And now for another installment of Things I Know Will Make Me Look Ridiculous: tap dancing class! The ridiculousness started when I bought my size 11 tap shoes. Yes, really.
I called around to find a store with my size in stock while I ate lunch in a nearly empty sandwich shop.
Me: Hi. Do you carry tap shoes [mumble, mumble, mumble]?
Store clerk: Excuse me?
Me: Do you carry tap shoes in…adult sizes?
Guy eating lunch in the corner: [meets my eye, looks away quickly]
Store clerk: Sure. We have several styles. What are you looking for?
Me: No idea. But do you have a size [mumble] in stock?
Store clerk: I’m sorry. I lost you there.
Me: Do you have tap shoes in an adult size 11?!
Store clerk: Sure. Come on in!
Guy eating lunch in the corner: [snicker]

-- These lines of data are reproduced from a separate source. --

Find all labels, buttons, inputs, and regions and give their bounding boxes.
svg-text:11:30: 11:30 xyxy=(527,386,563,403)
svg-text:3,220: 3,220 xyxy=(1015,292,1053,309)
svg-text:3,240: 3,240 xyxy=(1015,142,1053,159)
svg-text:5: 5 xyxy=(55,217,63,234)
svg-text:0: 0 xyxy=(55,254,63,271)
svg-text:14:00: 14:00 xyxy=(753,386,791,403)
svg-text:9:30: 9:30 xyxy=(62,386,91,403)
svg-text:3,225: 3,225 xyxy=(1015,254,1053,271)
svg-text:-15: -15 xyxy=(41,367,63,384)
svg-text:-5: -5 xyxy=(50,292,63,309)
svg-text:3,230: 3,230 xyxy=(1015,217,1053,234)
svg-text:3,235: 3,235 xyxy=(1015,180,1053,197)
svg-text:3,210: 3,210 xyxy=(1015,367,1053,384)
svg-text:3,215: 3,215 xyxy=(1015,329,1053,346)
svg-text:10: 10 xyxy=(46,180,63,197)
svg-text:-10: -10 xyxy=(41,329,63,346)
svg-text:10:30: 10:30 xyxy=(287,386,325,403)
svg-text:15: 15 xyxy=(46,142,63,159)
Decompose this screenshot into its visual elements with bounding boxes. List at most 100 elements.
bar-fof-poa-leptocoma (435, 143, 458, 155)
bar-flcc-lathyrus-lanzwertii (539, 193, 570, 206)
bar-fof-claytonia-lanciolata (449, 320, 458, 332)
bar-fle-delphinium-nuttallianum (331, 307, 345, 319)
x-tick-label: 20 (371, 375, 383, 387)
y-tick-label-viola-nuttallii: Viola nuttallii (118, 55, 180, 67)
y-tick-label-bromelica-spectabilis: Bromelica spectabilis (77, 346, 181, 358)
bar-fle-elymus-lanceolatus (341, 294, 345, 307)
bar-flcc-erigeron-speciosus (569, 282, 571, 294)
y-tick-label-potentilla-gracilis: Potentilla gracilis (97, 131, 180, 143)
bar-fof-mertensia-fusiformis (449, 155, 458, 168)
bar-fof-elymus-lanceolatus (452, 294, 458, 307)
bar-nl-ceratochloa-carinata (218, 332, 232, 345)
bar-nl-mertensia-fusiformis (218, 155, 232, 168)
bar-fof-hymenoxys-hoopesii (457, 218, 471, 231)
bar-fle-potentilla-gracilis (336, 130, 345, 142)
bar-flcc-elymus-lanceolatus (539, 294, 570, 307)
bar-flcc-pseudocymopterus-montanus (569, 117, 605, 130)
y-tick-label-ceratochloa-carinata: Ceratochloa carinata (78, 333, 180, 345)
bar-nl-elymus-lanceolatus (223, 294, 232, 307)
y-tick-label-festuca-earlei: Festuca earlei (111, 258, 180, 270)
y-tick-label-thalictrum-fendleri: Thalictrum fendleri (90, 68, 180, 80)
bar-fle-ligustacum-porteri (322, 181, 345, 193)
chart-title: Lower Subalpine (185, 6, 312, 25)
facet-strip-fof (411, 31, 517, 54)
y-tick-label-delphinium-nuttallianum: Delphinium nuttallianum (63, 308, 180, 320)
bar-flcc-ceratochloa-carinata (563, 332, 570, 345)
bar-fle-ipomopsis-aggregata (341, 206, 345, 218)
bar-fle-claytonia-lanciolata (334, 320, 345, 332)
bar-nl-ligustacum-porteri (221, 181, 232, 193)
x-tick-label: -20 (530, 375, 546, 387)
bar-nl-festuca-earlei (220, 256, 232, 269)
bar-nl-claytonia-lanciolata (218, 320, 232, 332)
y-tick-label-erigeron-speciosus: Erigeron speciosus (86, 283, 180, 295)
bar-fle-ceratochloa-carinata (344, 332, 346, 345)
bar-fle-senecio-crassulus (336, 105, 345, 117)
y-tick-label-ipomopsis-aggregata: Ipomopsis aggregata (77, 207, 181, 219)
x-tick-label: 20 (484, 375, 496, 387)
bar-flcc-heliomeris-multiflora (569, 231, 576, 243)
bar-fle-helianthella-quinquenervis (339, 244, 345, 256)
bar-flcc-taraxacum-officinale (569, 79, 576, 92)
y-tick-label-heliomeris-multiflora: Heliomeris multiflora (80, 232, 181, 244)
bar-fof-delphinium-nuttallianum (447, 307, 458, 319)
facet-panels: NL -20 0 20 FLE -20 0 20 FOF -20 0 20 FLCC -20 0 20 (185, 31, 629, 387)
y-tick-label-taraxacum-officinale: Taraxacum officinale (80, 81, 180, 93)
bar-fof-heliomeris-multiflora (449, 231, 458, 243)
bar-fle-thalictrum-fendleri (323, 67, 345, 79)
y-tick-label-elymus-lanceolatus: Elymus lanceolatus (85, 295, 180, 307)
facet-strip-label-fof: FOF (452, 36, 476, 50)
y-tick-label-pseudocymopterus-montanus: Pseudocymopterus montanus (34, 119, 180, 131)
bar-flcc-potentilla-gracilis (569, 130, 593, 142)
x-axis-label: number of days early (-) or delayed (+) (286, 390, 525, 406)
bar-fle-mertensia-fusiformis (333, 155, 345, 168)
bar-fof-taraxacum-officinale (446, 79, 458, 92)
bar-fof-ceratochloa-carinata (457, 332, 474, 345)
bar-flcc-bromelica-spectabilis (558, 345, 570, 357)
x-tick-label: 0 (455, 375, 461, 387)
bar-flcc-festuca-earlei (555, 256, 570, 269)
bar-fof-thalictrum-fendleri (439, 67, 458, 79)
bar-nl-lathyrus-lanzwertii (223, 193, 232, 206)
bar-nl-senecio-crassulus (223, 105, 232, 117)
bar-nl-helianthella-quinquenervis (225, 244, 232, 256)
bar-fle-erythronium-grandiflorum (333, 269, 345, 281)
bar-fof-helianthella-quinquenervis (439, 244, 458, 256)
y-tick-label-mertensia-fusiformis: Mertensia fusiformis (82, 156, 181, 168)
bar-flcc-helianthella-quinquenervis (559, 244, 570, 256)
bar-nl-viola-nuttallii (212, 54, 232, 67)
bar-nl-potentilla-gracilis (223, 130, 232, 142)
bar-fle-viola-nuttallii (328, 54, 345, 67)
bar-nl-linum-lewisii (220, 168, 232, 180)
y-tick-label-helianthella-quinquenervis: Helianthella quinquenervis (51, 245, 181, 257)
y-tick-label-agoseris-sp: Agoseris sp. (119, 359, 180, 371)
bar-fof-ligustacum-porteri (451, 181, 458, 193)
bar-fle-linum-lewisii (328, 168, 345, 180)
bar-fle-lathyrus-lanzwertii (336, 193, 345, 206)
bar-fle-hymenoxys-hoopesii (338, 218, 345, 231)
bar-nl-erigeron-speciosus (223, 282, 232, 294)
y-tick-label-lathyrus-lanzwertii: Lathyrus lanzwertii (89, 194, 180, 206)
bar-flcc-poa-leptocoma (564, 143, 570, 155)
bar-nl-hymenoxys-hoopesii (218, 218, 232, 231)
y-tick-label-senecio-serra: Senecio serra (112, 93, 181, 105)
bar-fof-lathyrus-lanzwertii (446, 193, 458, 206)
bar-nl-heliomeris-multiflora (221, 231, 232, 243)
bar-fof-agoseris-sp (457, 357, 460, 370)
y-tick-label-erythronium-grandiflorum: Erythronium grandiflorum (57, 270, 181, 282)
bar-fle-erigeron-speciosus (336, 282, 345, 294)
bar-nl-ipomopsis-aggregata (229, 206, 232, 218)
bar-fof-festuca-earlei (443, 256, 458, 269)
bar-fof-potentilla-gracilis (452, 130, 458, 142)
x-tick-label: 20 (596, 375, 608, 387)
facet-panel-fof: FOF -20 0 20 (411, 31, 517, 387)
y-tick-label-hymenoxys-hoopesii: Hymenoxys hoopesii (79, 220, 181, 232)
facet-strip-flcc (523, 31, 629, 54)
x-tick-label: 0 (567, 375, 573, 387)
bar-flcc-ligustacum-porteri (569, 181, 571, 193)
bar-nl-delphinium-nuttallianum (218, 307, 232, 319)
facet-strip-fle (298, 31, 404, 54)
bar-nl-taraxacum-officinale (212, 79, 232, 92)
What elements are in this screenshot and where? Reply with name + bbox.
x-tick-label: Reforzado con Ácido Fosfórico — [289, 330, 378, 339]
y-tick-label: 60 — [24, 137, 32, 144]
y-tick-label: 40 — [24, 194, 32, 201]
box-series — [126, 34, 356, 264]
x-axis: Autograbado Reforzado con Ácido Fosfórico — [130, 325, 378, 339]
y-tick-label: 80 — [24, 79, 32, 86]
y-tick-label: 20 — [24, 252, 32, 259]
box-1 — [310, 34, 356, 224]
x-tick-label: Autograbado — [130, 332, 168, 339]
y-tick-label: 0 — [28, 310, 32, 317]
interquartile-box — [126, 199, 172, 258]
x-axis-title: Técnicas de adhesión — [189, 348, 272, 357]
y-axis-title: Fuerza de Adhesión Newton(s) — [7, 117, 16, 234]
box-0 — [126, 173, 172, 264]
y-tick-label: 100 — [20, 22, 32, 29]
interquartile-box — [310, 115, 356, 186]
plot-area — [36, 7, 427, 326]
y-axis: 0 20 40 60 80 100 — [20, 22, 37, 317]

As ridiculous as they look on my clown feet, I kind of love these shoes. I don’t know why, but the sound makes me smile. After I brought them home, I tapped around my bedroom closet for a while, feeling giddy. I don’t know what’s happened to me, either.

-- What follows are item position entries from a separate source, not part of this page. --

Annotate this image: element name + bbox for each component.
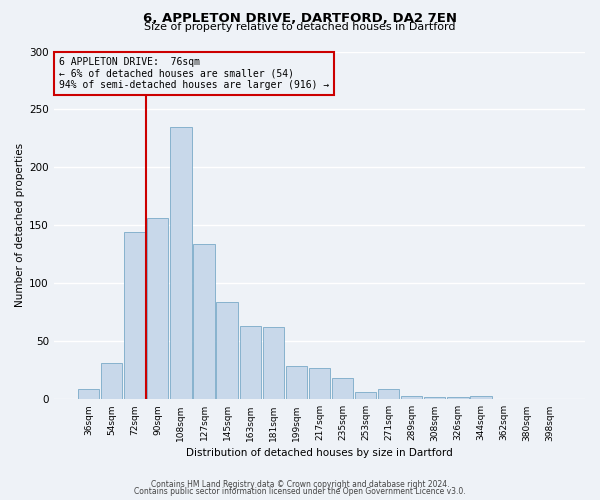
Bar	[309, 368, 330, 400]
Bar	[170, 127, 191, 400]
Bar	[263, 328, 284, 400]
Bar	[401, 396, 422, 400]
Bar	[124, 232, 145, 400]
Bar	[217, 302, 238, 400]
Y-axis label: Number of detached properties: Number of detached properties	[15, 144, 25, 308]
Bar	[447, 397, 469, 400]
Bar	[424, 397, 445, 400]
Bar	[286, 366, 307, 400]
Bar	[101, 364, 122, 400]
Text: 6 APPLETON DRIVE:  76sqm
← 6% of detached houses are smaller (54)
94% of semi-de: 6 APPLETON DRIVE: 76sqm ← 6% of detached…	[59, 56, 329, 90]
Bar	[355, 392, 376, 400]
Text: Contains public sector information licensed under the Open Government Licence v3: Contains public sector information licen…	[134, 487, 466, 496]
Text: 6, APPLETON DRIVE, DARTFORD, DA2 7EN: 6, APPLETON DRIVE, DARTFORD, DA2 7EN	[143, 12, 457, 26]
Text: Contains HM Land Registry data © Crown copyright and database right 2024.: Contains HM Land Registry data © Crown c…	[151, 480, 449, 489]
Bar	[239, 326, 261, 400]
Bar	[470, 396, 491, 400]
Bar	[332, 378, 353, 400]
Bar	[378, 389, 399, 400]
X-axis label: Distribution of detached houses by size in Dartford: Distribution of detached houses by size …	[186, 448, 453, 458]
Bar	[193, 244, 215, 400]
Bar	[78, 389, 99, 400]
Bar	[147, 218, 169, 400]
Text: Size of property relative to detached houses in Dartford: Size of property relative to detached ho…	[144, 22, 456, 32]
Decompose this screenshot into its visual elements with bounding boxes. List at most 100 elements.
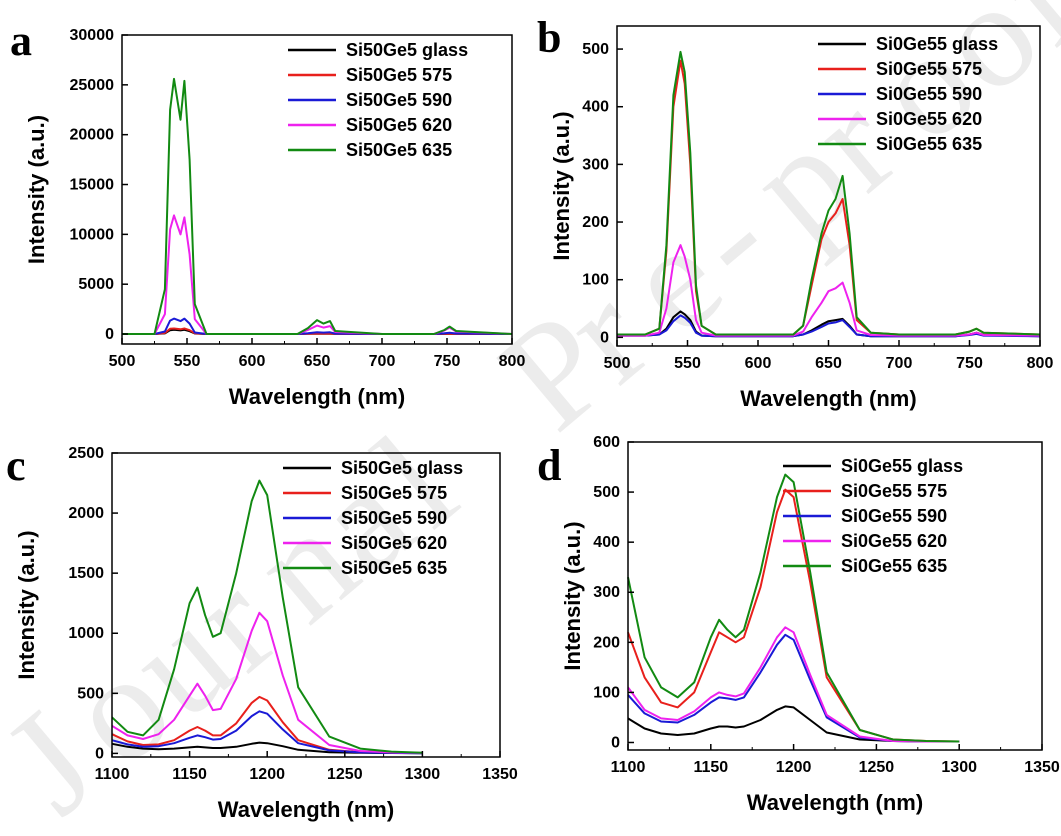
legend-label: Si50Ge5 590 [341,508,447,528]
plot-frame [627,441,1043,751]
legend-label: Si50Ge5 635 [346,140,452,160]
x-tick-label: 1150 [172,766,207,783]
y-tick-label: 0 [105,326,114,343]
y-axis-label: Intensity (a.u.) [14,530,39,679]
x-tick-label: 1250 [327,766,363,783]
legend-label: Si0Ge55 590 [876,84,982,104]
series-group [617,50,1041,338]
y-tick-label: 600 [593,434,620,451]
y-tick-label: 400 [582,99,609,116]
legend: Si0Ge55 glass Si0Ge55 575 Si0Ge55 590 Si0Ge… [818,34,998,154]
x-tick-label: 1150 [693,759,728,776]
series-group [111,479,423,755]
panel-letter: a [10,16,32,65]
legend-label: Si0Ge55 590 [841,506,947,526]
legend-label: Si0Ge55 glass [841,456,963,476]
y-tick-label: 5000 [78,276,114,293]
legend-label: Si0Ge55 620 [876,109,982,129]
x-tick-label: 1200 [776,759,812,776]
panel-letter: b [537,13,561,62]
x-tick-label: 550 [674,355,701,372]
panel-d: d 1100 1150 1200 1250 1300 1350 0 100 200 300 400 50… [537,434,1060,815]
x-tick-label: 600 [239,353,266,370]
y-tick-label: 0 [600,329,609,346]
series-line [627,705,960,743]
series-line [122,77,513,335]
legend-label: Si0Ge55 575 [876,59,982,79]
y-tick-label: 200 [593,634,620,651]
series-line [627,626,960,743]
series-line [111,710,423,755]
x-tick-label: 1350 [482,766,518,783]
legend-label: Si0Ge55 glass [876,34,998,54]
x-tick-label: 650 [815,355,842,372]
series-line [111,741,423,755]
x-tick-label: 800 [1027,355,1054,372]
y-tick-label: 25000 [70,77,115,94]
x-tick-label: 700 [886,355,913,372]
legend-label: Si50Ge5 glass [341,458,463,478]
y-axis-label: Intensity (a.u.) [24,115,49,264]
y-axis-label: Intensity (a.u.) [560,521,585,670]
y-tick-label: 0 [95,745,104,762]
y-axis-label: Intensity (a.u.) [549,111,574,260]
series-line [627,488,960,743]
y-tick-label: 1500 [68,565,104,582]
x-tick-label: 650 [304,353,331,370]
x-tick-label: 1250 [859,759,895,776]
x-tick-label: 1100 [95,766,130,783]
x-tick-label: 1100 [611,759,646,776]
series-group [627,473,960,743]
series-line [617,244,1041,337]
legend: Si50Ge5 glass Si50Ge5 575 Si50Ge5 590 Si50G… [288,40,468,160]
x-axis-label: Wavelength (nm) [229,384,405,409]
legend-label: Si50Ge5 glass [346,40,468,60]
x-tick-label: 500 [604,355,631,372]
series-line [111,611,423,754]
x-tick-label: 700 [369,353,396,370]
y-tick-label: 15000 [70,177,115,194]
legend-label: Si0Ge55 635 [841,556,947,576]
legend-label: Si50Ge5 575 [341,483,447,503]
panel-a: a 500 550 600 650 700 750 800 0 5000 10000 15000 200… [10,16,525,409]
x-tick-label: 750 [434,353,461,370]
series-line [617,50,1041,336]
y-tick-label: 1000 [68,625,104,642]
plot-frame [121,34,513,345]
y-tick-label: 500 [77,685,104,702]
x-tick-label: 750 [956,355,983,372]
y-tick-label: 500 [582,41,609,58]
panel-b: b 500 550 600 650 700 750 800 0 100 200 300 400 500 Wa… [537,13,1053,411]
y-tick-label: 500 [593,484,620,501]
legend-label: Si0Ge55 620 [841,531,947,551]
legend-label: Si0Ge55 575 [841,481,947,501]
x-tick-label: 550 [174,353,201,370]
x-axis-label: Wavelength (nm) [747,790,923,815]
legend-label: Si50Ge5 620 [341,533,447,553]
y-tick-label: 2500 [68,445,104,462]
x-axis-label: Wavelength (nm) [218,797,394,822]
series-line [111,479,423,754]
y-tick-label: 10000 [70,226,115,243]
y-tick-label: 400 [593,534,620,551]
x-tick-label: 800 [499,353,526,370]
legend: Si0Ge55 glass Si0Ge55 575 Si0Ge55 590 Si0Ge… [783,456,963,576]
legend-label: Si50Ge5 575 [346,65,452,85]
x-tick-label: 1300 [941,759,977,776]
legend: Si50Ge5 glass Si50Ge5 575 Si50Ge5 590 Si50G… [283,458,463,578]
y-tick-label: 200 [582,214,609,231]
y-tick-label: 2000 [68,505,104,522]
legend-label: Si50Ge5 590 [346,90,452,110]
y-tick-label: 100 [593,684,620,701]
legend-label: Si0Ge55 635 [876,134,982,154]
x-tick-label: 1200 [249,766,285,783]
y-tick-label: 0 [611,734,620,751]
y-tick-label: 300 [582,156,609,173]
panel-letter: c [6,441,26,490]
y-tick-label: 20000 [70,127,115,144]
series-group [122,77,513,335]
y-tick-label: 30000 [70,27,115,44]
y-tick-label: 300 [593,584,620,601]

Anyway, my classmates and I moved pretty slowly last night, concentrating on learning steps and not falling down. New tap shoes are slippery. I was not the only one to nearly wipe out. I was the only one to crash into the wall. I like to make my mark.

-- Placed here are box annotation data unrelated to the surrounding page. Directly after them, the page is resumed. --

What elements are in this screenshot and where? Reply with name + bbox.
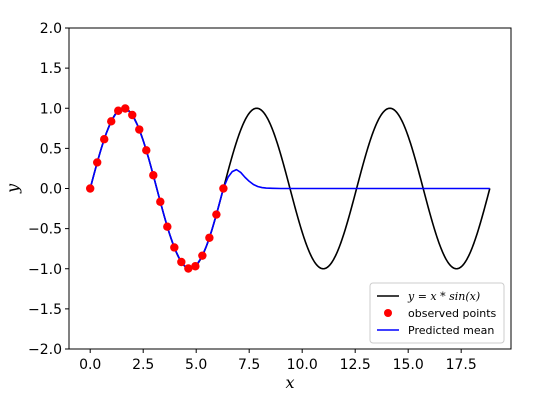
x-tick-label: 7.5 xyxy=(238,357,260,373)
y-tick-label: −2.0 xyxy=(28,342,62,358)
observed-point xyxy=(205,233,214,242)
observed-point xyxy=(170,243,179,252)
legend-swatch-marker xyxy=(384,309,392,317)
x-tick-label: 12.5 xyxy=(340,357,371,373)
observed-point xyxy=(163,222,172,231)
observed-point xyxy=(93,158,102,167)
x-tick-label: 10.0 xyxy=(287,357,318,373)
y-tick-label: 0.5 xyxy=(40,141,62,157)
y-tick-label: 2.0 xyxy=(40,21,62,37)
x-tick-label: 0.0 xyxy=(79,357,101,373)
observed-point xyxy=(100,135,109,144)
observed-point xyxy=(85,184,95,193)
legend-label: observed points xyxy=(408,307,497,320)
observed-point xyxy=(128,110,137,120)
y-tick-label: 0.0 xyxy=(40,182,62,198)
legend-box xyxy=(369,282,505,344)
x-tick-label: 17.5 xyxy=(446,357,477,373)
y-tick-label: −0.5 xyxy=(28,222,62,238)
legend: y = x * sin(x) observed points Predicted m… xyxy=(369,282,505,344)
series-layer xyxy=(85,104,491,273)
y-tick-label: −1.5 xyxy=(28,302,62,318)
y-tick-label: −1.0 xyxy=(28,262,62,278)
observed-point xyxy=(114,106,123,115)
observed-point xyxy=(121,104,130,113)
observed-point xyxy=(219,184,228,193)
x-tick-label: 15.0 xyxy=(393,357,424,373)
y-tick-label: 1.0 xyxy=(40,101,62,117)
observed-point xyxy=(149,171,158,180)
observed-point xyxy=(212,210,221,219)
legend-label: Predicted mean xyxy=(408,324,494,337)
x-tick-label: 2.5 xyxy=(132,357,154,373)
observed-point xyxy=(177,257,186,267)
x-tick-label: 5.0 xyxy=(185,357,207,373)
observed-point xyxy=(198,251,207,260)
axes-layer: 0.0 2.5 5.0 7.5 10.0 12.5 15.0 17.5 2.0 1.5 1.0 0.5… xyxy=(28,21,512,373)
x-axis-label: x xyxy=(285,373,294,392)
y-tick-label: 1.5 xyxy=(40,61,62,77)
observed-point xyxy=(142,146,151,155)
legend-label: y = x * sin(x) xyxy=(407,290,480,303)
observed-point xyxy=(135,125,144,134)
observed-point xyxy=(191,262,200,271)
observed-point xyxy=(156,197,165,206)
y-axis-label: y xyxy=(3,183,22,194)
observed-point xyxy=(107,117,116,126)
observed-point xyxy=(184,264,193,273)
predicted-mean-line xyxy=(89,107,490,270)
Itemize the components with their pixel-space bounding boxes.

Our teacher, Diane, made it difficult not to have fun. Her enthusiasm is so infectious, it may become a pandemic. Maybe it’s a dance teacher thing? My belly dancing teacher was remarkably joyful, too.
Diane dubbed me the “rockette,” probably because of my natural talent and not because I tower over everyone I meet. When I missed a cue (shocker!), she called, “Where is my rockette?” This tickled me beyond reason.
But Diane was excited about everyone’s performance, frequently chirping “Beautiful, girls, beautiful!” Not one of us “girls” was under 40, and most of us clung to the barre whenever we could.
It was a lot of fun, and I’m looking forward to the next class. For now, I have to go…um…organize my bedroom closet. I may be awhile.